Building alliances and a group of brands is what makes the Reilly-directed model for the company so perfect, according to Sullivan. Like Newman’s Own branded coffee, which is really just Green Mountain coffee packed to sell the gift and environmental angle of the company, Sullivan sees CMW as an opportunity to develop a lot of other brands and products all working together to the benefit of one goal.

Reilly pointed out that he is already looking at the opportunities with the fly-fishing launch to, perhaps, buy a fly-fishing rod and reel company, or a bag company.

“With fly-fishing and Cloudveil, I can explain about the brand and the people and the place and fly-fishing as a product line just makes sense,” said Reilly. “You do things that increase velocity of something else in your line that already exists.”

And that is why Reilly told us he is also looking to acquire a footwear brand — because to him, Cloudveil-branded footwear would simply be a loss of focus.

“Fila footwear is about a $50 million brand globally, but not much in the U.S.,” said Reilly. “We can develop a line that will be in the middle tier, but what I really want is a premium brand outdoor footwear company that may not be really profitable by itself, but it adds to the critical mass of talented designers and people that help to build the entire brand.

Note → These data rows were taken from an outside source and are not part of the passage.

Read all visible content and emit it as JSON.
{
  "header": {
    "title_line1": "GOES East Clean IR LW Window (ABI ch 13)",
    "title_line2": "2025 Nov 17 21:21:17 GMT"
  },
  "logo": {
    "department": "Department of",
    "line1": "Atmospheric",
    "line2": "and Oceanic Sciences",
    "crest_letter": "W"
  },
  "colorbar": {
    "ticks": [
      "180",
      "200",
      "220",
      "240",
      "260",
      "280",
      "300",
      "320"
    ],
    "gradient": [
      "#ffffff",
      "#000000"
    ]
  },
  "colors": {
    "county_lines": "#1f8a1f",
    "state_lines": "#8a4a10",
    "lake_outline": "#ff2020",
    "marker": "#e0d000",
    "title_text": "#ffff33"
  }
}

Right now, that is either buy, or build, and buying would be much easier.”

Meanwhile, Cloudveil continues to fire on an engine that has been super-charged thanks to SBI.

“I am now able to work farther out on product concepts and ideas,” Sullivan told us. “I can now think in terms of what the market is lacking, what it needs, and how we are going to translate that into something the consumer will understand and buy. I can tell you we are already working on some product concepts that we have wanted to do for sometime now, but lacked the resources to pull off. Now it is green lit, and what we will bring out will have a dramatic affect on construction techniques.”

SNEWS® View: Supercharged would be an understatement. Cloudveil has been going full bore since the introduction of its ski line several years ago. By adding breadth to the line, it has given retailers reason to purchase more Cloudveil product and moved Cloudveil beyond its one-product moniker — the Serendipity company. Whereas orders were in the $5,000 to $7,000 range just a few years ago, now, we have learned, it is not uncommon for better accounts to be ordering $25,000 to $100,000 — nice biz if you can get it. As for Reilly, he’s got a good thing going with a great team. He is lucky to have such talent working for and with him, and they are lucky to have such leadership challenging the status quo and helping to maintain focus when focus gets a little fuzzy. It is also refreshing to hear Reilly use the word patience frequently when it comes to expansion, distribution, growth and ROI. We know, from speaking with Steve Wynne, president of SBI earlier in the year, that he shares the same philosophy — you can’t play any investment for a quick return, and any investment often takes more money in the short term to achieve goals that are good for the business, good for the industry. As for that Cloudveil footwear thing — thank you for not going there. Like we need another footwear brand in this market. Puleeeze!